Hurwitz closed with a powerful reminder about the importance of kindergarten as an entry point to this work: “Our English learners experience tremendous language loss when a kindergartner walks into school for the first time, and they are told to leave their language and culture at the door. Implicitly or explicitly, language loss begins immediately….It is our hope that leaders will use the framework to reflect on their systems and practices and that it can be a tool for learning, planning and implementing.”

Ruiz then engaged with Shantel Meek, Ph.D., of The Children’s Equity Project at Arizona State University, who provided a reminder to attendees that “dual language education is an issue of equity and civil rights” because “if we don’t provide dual language education, we’re initiating a disadvantage for a large population of children from the start.” Meek went on to share data that reflected that English learners who have access to dual language education become more proficient in English more quickly, they outperform their peers in other subject areas, they reach academic norms, they exit English learner designation faster, and they, of course, become biliterate.

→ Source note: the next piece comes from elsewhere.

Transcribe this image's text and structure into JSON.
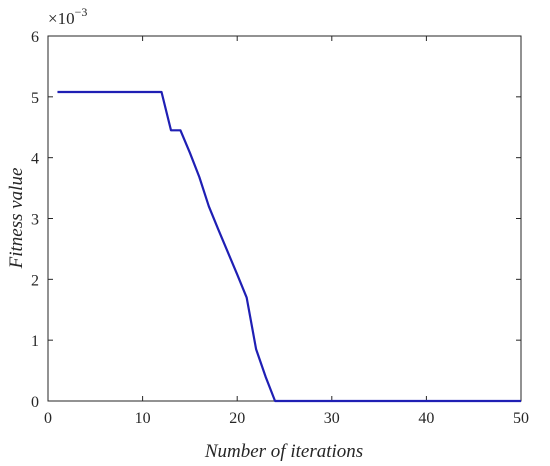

To expand on this importance, Meek referred to multiple economic studies that point to the success of biliterate individuals in our global economy.

“We have lots of data on the benefits of bilingualism. We know that ELs and DLs are bringing this gift from home. Instead of aligning with that research and that science, we’re doing the opposite, where in this nation, about 92% of ELs are not in dual language programs….This is one of the most profound misalignments that we see,” concluded Meek.

Lastly, attendees heard from Lydia Acosta Stephens with the Multilingual and Multicultural Education Department in the Los Angeles Unified School District. As a renowned former principal in LAUSD, Stephens spoke to the importance of witnessing the Framework and approaches in practice. She stated, “My dream would be that in our country, from that moment of first enrollment, [the family] is congratulated for having another language at home.” Expanding off that vision, Stephens spoke to the work she does in the Multilingual and Multicultural Education Department, in which LAUSD delivers Biliteracy Pathway Awards to families starting in their learner’s kindergarten year, all the way through 12th grade. Stephens shared that the implementation of the SEAL P–3 Framework has furthered their success in this program, leading to over 20,000 awards being issued.

“What is your role in everything that we do from the moment a child comes into our public education system? Because when that child walks onto campus…all of those spaces should be validated from their Indigenous language. Tell me more. I want to hear you speak in your home language, teach me a few phrases….We’ve been missing the human piece of it,” stressed Stephens.